Sa voix insupporta instantanément la jeune femme qui se raidit. Une voix nasillarde, hautaine, pleine de suffisance. Auroch faisait partie de ces hommes que l’on ne remarque pas et que rien ne distingue, mais qui sont persuadés d’être exceptionnels. Cela se lisait sur sa gueule de paon et il lui rappelait le malandrin qu’elle avait corrigé d’un coup de poing au marché avec Estelle.

— On m’avait dit que tu viendrais. J’en suis heureux, et très honoré. Viens allons rejoindre les autres.

— Les autres ?

— Les autres, oui.

Ils empruntèrent un second escalier, qui descendait jusqu’à la grande place où se tenait plus tôt la terrifiante armée de Templiers. Mais elle était maintenant déserte, à l’exception d’une trentaine de personnes toutes vêtues de la même toge brodée du même symbole.

— Messieurs-dames, Anna, l’Échosiane.

Soixante yeux se mirent à la dévisager comme si… comme si elle était atteinte du même mal que Sélène, probablement. Un murmure parcourut l’assemblée. Il y avait là des femmes, des hommes, de tous âges. Des mages. Anna eut un rire jaune.

L’Église continuait bien de former des magiciens. Mais ils n’étaient plus là pour aider les pauvres et les infortunés. Ils faisaient partie de l’armée. Cette armée dont l’Étranger lui avait parlé dès leur départ de Val-de-Seuil.

— Allons, il n’y a pas un instant à perdre, en route.

La petite troupe s’engagea sur un sentier qui descendait la colline sur laquelle se dressait Cyclone. Un escalier raide qui menait sur une petite plage enfoncée au fond d’une crique, à l’abri des regards. Le clapotis du lac s’entendait à peine au milieu des bruits de pas des mages. Mais plus elle avançait sur les galets, plus elle distinguait une masse entre elle et le lac. Une masse qui se divisa en plusieurs petites formes humanoïdes.
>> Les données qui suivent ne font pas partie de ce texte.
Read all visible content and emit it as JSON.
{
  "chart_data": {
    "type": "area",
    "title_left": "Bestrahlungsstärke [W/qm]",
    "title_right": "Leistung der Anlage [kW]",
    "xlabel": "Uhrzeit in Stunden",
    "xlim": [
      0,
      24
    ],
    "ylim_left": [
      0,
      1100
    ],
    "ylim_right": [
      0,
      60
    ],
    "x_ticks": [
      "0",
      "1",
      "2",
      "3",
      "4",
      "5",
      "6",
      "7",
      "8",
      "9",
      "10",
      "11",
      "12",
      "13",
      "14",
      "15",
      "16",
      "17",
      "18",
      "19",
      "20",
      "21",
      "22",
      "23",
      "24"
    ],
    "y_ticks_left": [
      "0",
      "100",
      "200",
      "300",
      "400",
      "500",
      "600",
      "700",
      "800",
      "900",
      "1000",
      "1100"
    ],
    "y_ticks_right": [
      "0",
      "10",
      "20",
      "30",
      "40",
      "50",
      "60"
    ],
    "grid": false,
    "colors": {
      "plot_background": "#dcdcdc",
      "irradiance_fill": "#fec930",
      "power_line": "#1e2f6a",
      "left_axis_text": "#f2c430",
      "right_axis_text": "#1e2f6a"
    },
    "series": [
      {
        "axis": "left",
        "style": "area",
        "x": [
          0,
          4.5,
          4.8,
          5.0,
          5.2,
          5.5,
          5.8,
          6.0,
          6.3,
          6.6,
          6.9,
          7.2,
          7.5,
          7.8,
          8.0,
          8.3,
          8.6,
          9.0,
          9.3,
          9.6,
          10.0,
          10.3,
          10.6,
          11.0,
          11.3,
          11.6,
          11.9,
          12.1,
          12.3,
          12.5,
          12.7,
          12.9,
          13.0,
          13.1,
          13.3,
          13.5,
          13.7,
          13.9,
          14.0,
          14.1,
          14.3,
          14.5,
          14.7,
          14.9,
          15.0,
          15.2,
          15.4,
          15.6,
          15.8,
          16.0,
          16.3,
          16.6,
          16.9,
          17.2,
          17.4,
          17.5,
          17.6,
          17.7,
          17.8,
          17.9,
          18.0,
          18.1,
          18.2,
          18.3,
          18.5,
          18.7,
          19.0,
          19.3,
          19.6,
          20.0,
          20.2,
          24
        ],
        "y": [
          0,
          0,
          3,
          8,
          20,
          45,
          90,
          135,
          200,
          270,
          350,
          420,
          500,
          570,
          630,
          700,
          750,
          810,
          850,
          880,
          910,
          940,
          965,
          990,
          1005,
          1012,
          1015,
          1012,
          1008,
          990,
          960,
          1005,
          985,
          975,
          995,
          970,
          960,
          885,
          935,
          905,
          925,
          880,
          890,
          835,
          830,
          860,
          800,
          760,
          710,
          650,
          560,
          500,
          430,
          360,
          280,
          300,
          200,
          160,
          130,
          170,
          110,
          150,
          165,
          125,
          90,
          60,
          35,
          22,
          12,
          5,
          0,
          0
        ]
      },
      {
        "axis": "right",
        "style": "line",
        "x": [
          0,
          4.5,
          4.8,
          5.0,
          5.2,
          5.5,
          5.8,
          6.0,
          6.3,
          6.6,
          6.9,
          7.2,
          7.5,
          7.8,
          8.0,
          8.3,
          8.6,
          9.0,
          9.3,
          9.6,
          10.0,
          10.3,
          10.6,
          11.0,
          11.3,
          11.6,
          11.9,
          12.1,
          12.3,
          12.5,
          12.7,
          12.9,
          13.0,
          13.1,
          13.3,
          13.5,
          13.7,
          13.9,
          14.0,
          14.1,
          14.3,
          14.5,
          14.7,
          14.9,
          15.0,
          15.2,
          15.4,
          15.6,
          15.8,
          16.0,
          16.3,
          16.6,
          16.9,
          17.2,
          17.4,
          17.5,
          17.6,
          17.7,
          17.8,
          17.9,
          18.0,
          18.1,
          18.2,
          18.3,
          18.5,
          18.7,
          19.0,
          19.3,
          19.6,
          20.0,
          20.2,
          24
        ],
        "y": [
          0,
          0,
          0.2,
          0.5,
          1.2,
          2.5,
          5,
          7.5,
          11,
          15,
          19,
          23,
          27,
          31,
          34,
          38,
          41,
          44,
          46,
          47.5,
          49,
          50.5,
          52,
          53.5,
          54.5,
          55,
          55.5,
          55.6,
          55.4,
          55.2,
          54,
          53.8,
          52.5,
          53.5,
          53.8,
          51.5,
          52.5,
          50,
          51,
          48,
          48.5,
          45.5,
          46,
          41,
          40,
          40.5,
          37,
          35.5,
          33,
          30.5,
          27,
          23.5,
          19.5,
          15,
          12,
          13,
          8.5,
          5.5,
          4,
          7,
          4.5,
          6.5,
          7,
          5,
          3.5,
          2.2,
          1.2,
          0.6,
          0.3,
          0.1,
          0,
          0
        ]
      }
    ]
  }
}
Des Templiers. L’éclat de la lune qui se reflétait sur leur cuirasse ne laissa pas de place au doute.

— Parfait, ils sont tous là. Chers confrères, êtes-vous prêts ? Anna, mettez-vous en retrait. Regardez de quoi est capable la foi.

Sans plus de cérémonie, les sorciers formèrent une rangée face aux eaux abyssales du lac et commencèrent à incanter à l’unisson.

D’abord, il ne se passa rien. Tout au plus, la surface du loch frémissait-elle timidement. Puis le frémissement se fit ébullition. Et avant qu’elle ne puisse se poser plus de questions, Anna fut témoin de quelque chose d’extraordinaire : l’eau se mit à reculer. La plage de galets s’agrandissait à vue d’œil, laissant sur place quelques gastéropodes et autres bivalves ainsi que d’épaisses algues sans couleur. Un poisson pris au piège d’une flaque se mit à frétiller frénétiquement, happant l’air dans un réflexe idiot.

Lorsque le sol fut à sec sur près de vingt mètres, la ronde de magiciens avança, un pas après l’autre, sans jamais cesser leur litanie, suivis de près par le régiment de Templiers dans un grondement sinistre.

Anna devait bien le reconnaître, le plan était astucieux. Si tout se passait comme elle l’imaginait, cette troupe allait contourner le rassemblement de rebelles stratégiquement établis le long du lac. Mais de toute évidence, l’Étranger avait sous-estimé la puissance de l’Église et de ses mages, car sous les yeux de l’Échosiane, ceux-ci se frayaient un chemin là où ça n’aurait pas dû être possible. La bataille qui ne s’annonçait déjà pas en faveur des rebelles s’apprêtait à devenir un massacre pur et simple.